I suggest you to read this blog about Kafka Best Practices and how to choose the number of topics/partitions in a Kafka cluster.

Why is my kafka topic not consumable with a broker down?

My issue is that I have a three broker Kafka Cluster and an availability requirement to have access to consume and produce to a topic when one or two of my three brokers is down.
I also have a reliability requirement to have a replication factor of 3. These seem to be conflicting requirements to me.
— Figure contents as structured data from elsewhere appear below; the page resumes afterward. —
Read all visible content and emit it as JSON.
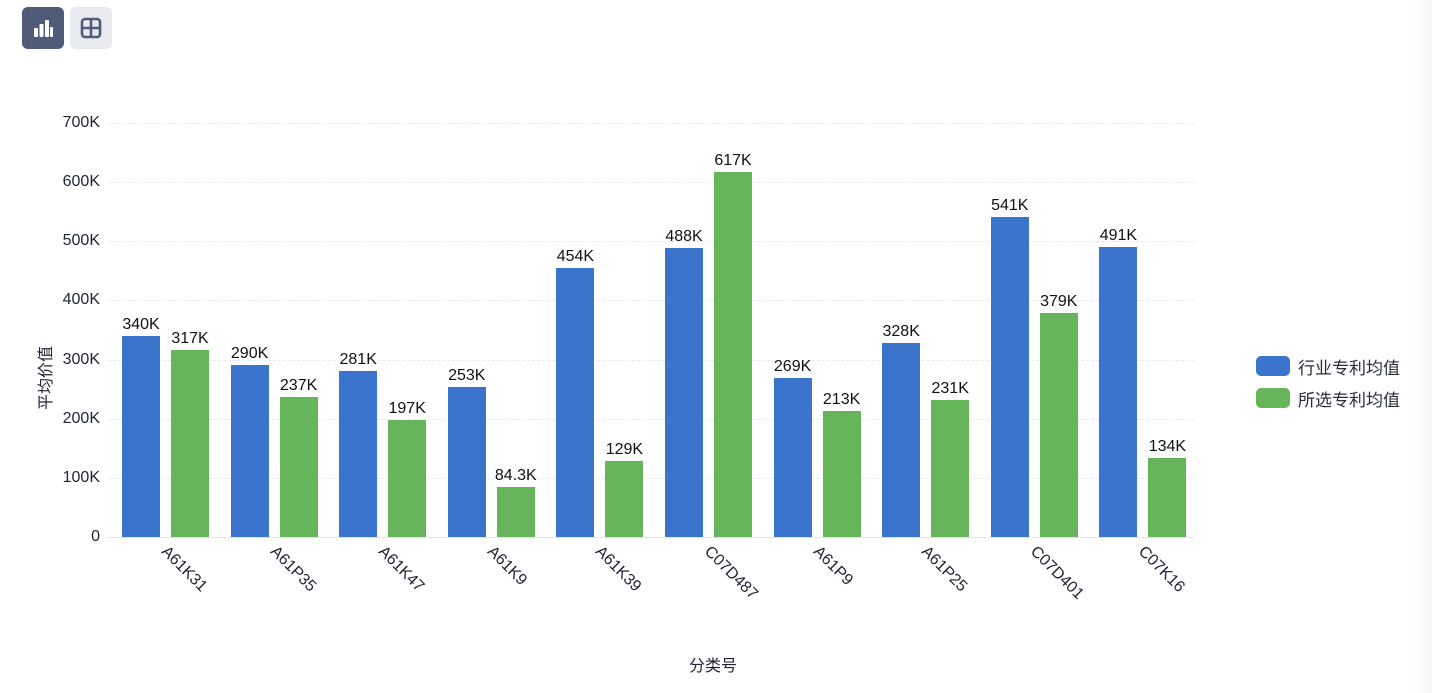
{
  "toolbar": {
    "buttons": [
      {
        "name": "bar-chart-view",
        "icon": "bar-chart-icon",
        "active": true
      },
      {
        "name": "table-view",
        "icon": "grid-table-icon",
        "active": false
      }
    ]
  },
  "colors": {
    "series1": "#3a74cc",
    "series2": "#66b55b",
    "toolbar_active": "#4f5b78",
    "toolbar_inactive": "#e9eaf0"
  },
  "chart_data": {
    "type": "bar",
    "title": "",
    "xlabel": "分类号",
    "ylabel": "平均价值",
    "ylim": [
      0,
      700000
    ],
    "yticks": [
      "0",
      "100K",
      "200K",
      "300K",
      "400K",
      "500K",
      "600K",
      "700K"
    ],
    "grid": true,
    "legend_position": "right",
    "categories": [
      "A61K31",
      "A61P35",
      "A61K47",
      "A61K9",
      "A61K39",
      "C07D487",
      "A61P9",
      "A61P25",
      "C07D401",
      "C07K16"
    ],
    "series": [
      {
        "name": "行业专利均值",
        "color": "#3a74cc",
        "values": [
          340000,
          290000,
          281000,
          253000,
          454000,
          488000,
          269000,
          328000,
          541000,
          491000
        ],
        "labels": [
          "340K",
          "290K",
          "281K",
          "253K",
          "454K",
          "488K",
          "269K",
          "328K",
          "541K",
          "491K"
        ]
      },
      {
        "name": "所选专利均值",
        "color": "#66b55b",
        "values": [
          317000,
          237000,
          197000,
          84300,
          129000,
          617000,
          213000,
          231000,
          379000,
          134000
        ],
        "labels": [
          "317K",
          "237K",
          "197K",
          "84.3K",
          "129K",
          "617K",
          "213K",
          "231K",
          "379K",
          "134K"
        ]
      }
    ]
  }
}
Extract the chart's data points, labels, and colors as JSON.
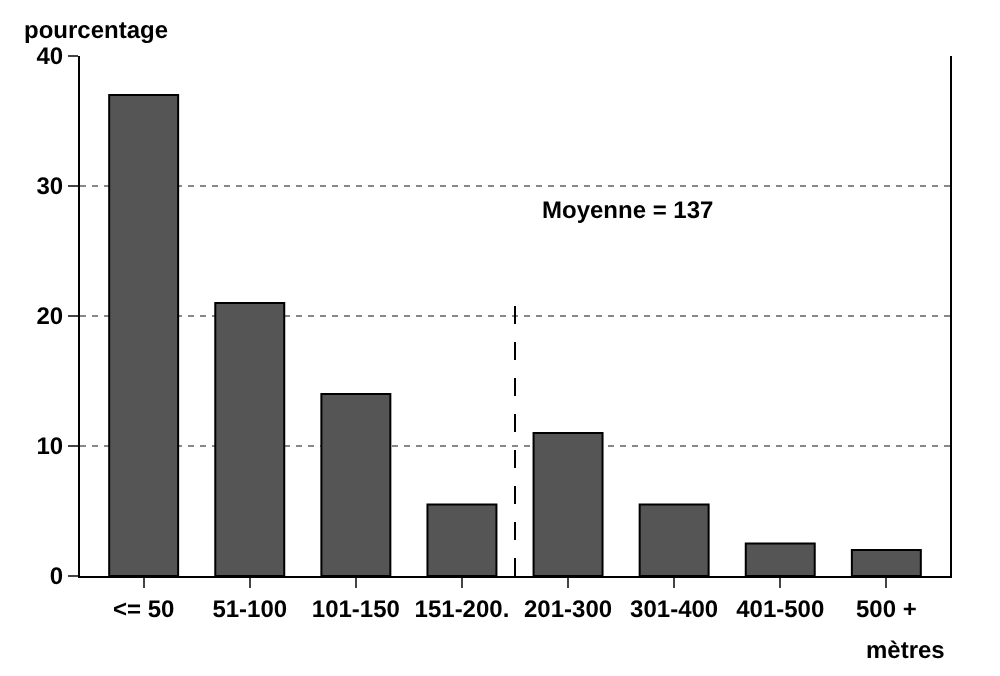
{
  "chart_data": {
    "type": "bar",
    "ylabel": "pourcentage",
    "xlabel": "mètres",
    "categories": [
      "<= 50",
      "51-100",
      "101-150",
      "151-200.",
      "201-300",
      "301-400",
      "401-500",
      "500 +"
    ],
    "values": [
      37,
      21,
      14,
      5.5,
      11,
      5.5,
      2.5,
      2
    ],
    "color": "#555555",
    "ylim": [
      0,
      40
    ],
    "yticks": [
      0,
      10,
      20,
      30,
      40
    ],
    "grid": "y",
    "annotations": [
      "Moyenne = 137"
    ]
  }
}
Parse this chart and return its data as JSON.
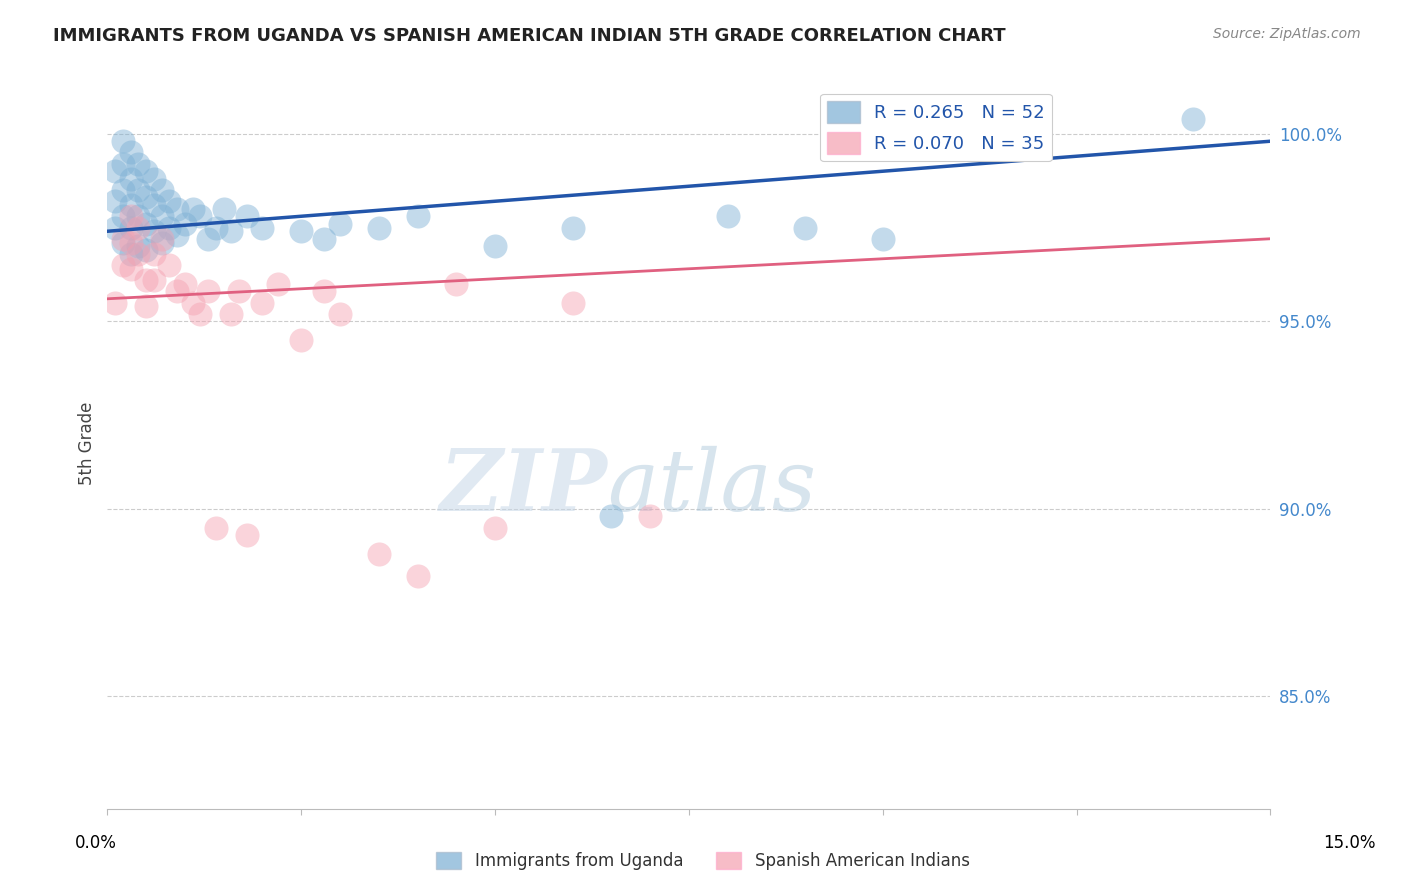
{
  "title": "IMMIGRANTS FROM UGANDA VS SPANISH AMERICAN INDIAN 5TH GRADE CORRELATION CHART",
  "source": "Source: ZipAtlas.com",
  "ylabel": "5th Grade",
  "ytick_labels": [
    "85.0%",
    "90.0%",
    "95.0%",
    "100.0%"
  ],
  "ytick_values": [
    0.85,
    0.9,
    0.95,
    1.0
  ],
  "xmin": 0.0,
  "xmax": 0.15,
  "ymin": 0.82,
  "ymax": 1.015,
  "legend_entry1": "R = 0.265   N = 52",
  "legend_entry2": "R = 0.070   N = 35",
  "legend_label1": "Immigrants from Uganda",
  "legend_label2": "Spanish American Indians",
  "blue_color": "#7BAFD4",
  "pink_color": "#F4A0B0",
  "blue_line_color": "#2255AA",
  "pink_line_color": "#E06080",
  "blue_x": [
    0.001,
    0.001,
    0.001,
    0.002,
    0.002,
    0.002,
    0.002,
    0.002,
    0.003,
    0.003,
    0.003,
    0.003,
    0.003,
    0.004,
    0.004,
    0.004,
    0.004,
    0.005,
    0.005,
    0.005,
    0.005,
    0.006,
    0.006,
    0.006,
    0.007,
    0.007,
    0.007,
    0.008,
    0.008,
    0.009,
    0.009,
    0.01,
    0.011,
    0.012,
    0.013,
    0.014,
    0.015,
    0.016,
    0.018,
    0.02,
    0.025,
    0.028,
    0.03,
    0.035,
    0.04,
    0.05,
    0.06,
    0.065,
    0.08,
    0.09,
    0.1,
    0.14
  ],
  "blue_y": [
    0.99,
    0.982,
    0.975,
    0.998,
    0.992,
    0.985,
    0.978,
    0.971,
    0.995,
    0.988,
    0.981,
    0.975,
    0.968,
    0.992,
    0.985,
    0.978,
    0.97,
    0.99,
    0.983,
    0.976,
    0.969,
    0.988,
    0.981,
    0.974,
    0.985,
    0.978,
    0.971,
    0.982,
    0.975,
    0.98,
    0.973,
    0.976,
    0.98,
    0.978,
    0.972,
    0.975,
    0.98,
    0.974,
    0.978,
    0.975,
    0.974,
    0.972,
    0.976,
    0.975,
    0.978,
    0.97,
    0.975,
    0.898,
    0.978,
    0.975,
    0.972,
    1.004
  ],
  "pink_x": [
    0.001,
    0.002,
    0.002,
    0.003,
    0.003,
    0.003,
    0.004,
    0.004,
    0.005,
    0.005,
    0.006,
    0.006,
    0.007,
    0.008,
    0.009,
    0.01,
    0.011,
    0.012,
    0.013,
    0.014,
    0.016,
    0.017,
    0.018,
    0.02,
    0.022,
    0.025,
    0.028,
    0.03,
    0.035,
    0.04,
    0.045,
    0.05,
    0.06,
    0.07,
    0.1
  ],
  "pink_y": [
    0.955,
    0.972,
    0.965,
    0.978,
    0.971,
    0.964,
    0.975,
    0.968,
    0.961,
    0.954,
    0.968,
    0.961,
    0.972,
    0.965,
    0.958,
    0.96,
    0.955,
    0.952,
    0.958,
    0.895,
    0.952,
    0.958,
    0.893,
    0.955,
    0.96,
    0.945,
    0.958,
    0.952,
    0.888,
    0.882,
    0.96,
    0.895,
    0.955,
    0.898,
    1.004
  ],
  "blue_trend_x": [
    0.0,
    0.15
  ],
  "blue_trend_y": [
    0.974,
    0.998
  ],
  "pink_trend_x": [
    0.0,
    0.15
  ],
  "pink_trend_y": [
    0.956,
    0.972
  ],
  "watermark_zip": "ZIP",
  "watermark_atlas": "atlas",
  "grid_color": "#CCCCCC",
  "background_color": "#FFFFFF",
  "title_color": "#222222",
  "source_color": "#888888",
  "ylabel_color": "#444444",
  "legend_text_color": "#2255AA",
  "right_tick_color": "#4488CC"
}
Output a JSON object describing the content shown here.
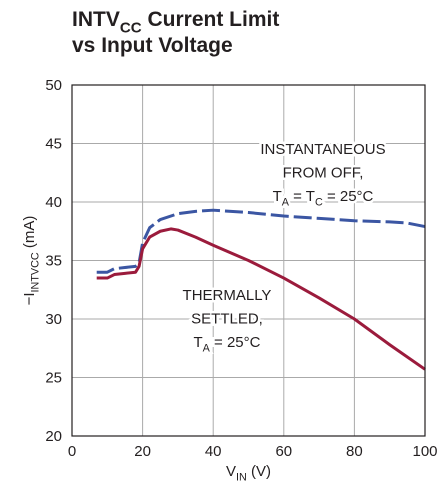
{
  "chart_data": {
    "type": "line",
    "title": [
      [
        {
          "t": "INTV"
        },
        {
          "sub": "CC"
        },
        {
          "t": " Current Limit"
        }
      ],
      [
        {
          "t": "vs Input Voltage"
        }
      ]
    ],
    "xlabel": [
      {
        "t": "V"
      },
      {
        "sub": "IN"
      },
      {
        "t": " (V)"
      }
    ],
    "ylabel": [
      {
        "t": "−I"
      },
      {
        "sub": "INTVCC"
      },
      {
        "t": " (mA)"
      }
    ],
    "xlim": [
      0,
      100
    ],
    "xticks": [
      0,
      20,
      40,
      60,
      80,
      100
    ],
    "ylim": [
      20,
      50
    ],
    "yticks": [
      20,
      25,
      30,
      35,
      40,
      45,
      50
    ],
    "grid": true,
    "series": [
      {
        "color": "#3b56a3",
        "dashed": true,
        "x": [
          7,
          10,
          12,
          15,
          18,
          19,
          20,
          22,
          25,
          30,
          35,
          40,
          50,
          60,
          70,
          80,
          90,
          95,
          100
        ],
        "values": [
          34.0,
          34.0,
          34.3,
          34.4,
          34.5,
          34.8,
          36.5,
          37.8,
          38.5,
          39.0,
          39.2,
          39.3,
          39.1,
          38.8,
          38.6,
          38.4,
          38.3,
          38.2,
          37.9
        ]
      },
      {
        "color": "#9b1b3c",
        "dashed": false,
        "x": [
          7,
          10,
          12,
          15,
          18,
          19,
          20,
          22,
          25,
          28,
          30,
          35,
          40,
          50,
          60,
          70,
          80,
          90,
          100
        ],
        "values": [
          33.5,
          33.5,
          33.8,
          33.9,
          34.0,
          34.5,
          36.0,
          37.0,
          37.5,
          37.7,
          37.6,
          37.0,
          36.3,
          35.0,
          33.5,
          31.8,
          30.0,
          27.8,
          25.7
        ]
      }
    ],
    "annotations": [
      {
        "lines": [
          [
            {
              "t": "INSTANTANEOUS"
            }
          ],
          [
            {
              "t": "FROM OFF,"
            }
          ],
          [
            {
              "t": "T"
            },
            {
              "sub": "A"
            },
            {
              "t": " = T"
            },
            {
              "sub": "C"
            },
            {
              "t": " = 25°C"
            }
          ]
        ]
      },
      {
        "lines": [
          [
            {
              "t": "THERMALLY"
            }
          ],
          [
            {
              "t": "SETTLED,"
            }
          ],
          [
            {
              "t": "T"
            },
            {
              "sub": "A"
            },
            {
              "t": " = 25°C"
            }
          ]
        ]
      }
    ]
  }
}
Here is how my problem manifests:
I create a new topic with replication factor 3
I send several messages to that topic
I kill one of my brokers to simulate a broker issue
I attempt to consume the topic I created
My consumer hangs
I review my logs and see the error:
Number of alive brokers '2' does not meet the required replication factor '3' for the offsets topic
If I set all my broker's offsets.topic.replication.factor setting to 1, then I'm able to produce and consume my topics, even if I set the topic level replication factor to 3.
Is this an okay configuration? Or can you see any pitfalls in setting things up this way?
You only need as many brokers as your replication factor when creating the topic.
I'm guessing in your case, you start with a fresh cluster and no consumers have connected yet. In this case, the __consumer_offsets internal topic does not exist as it is only created when it's first needed. So first connect a consumer for a moment and then kill one of the brokers.
Apart from that, in order to consume you only need 1 broker up, the leader for the partition.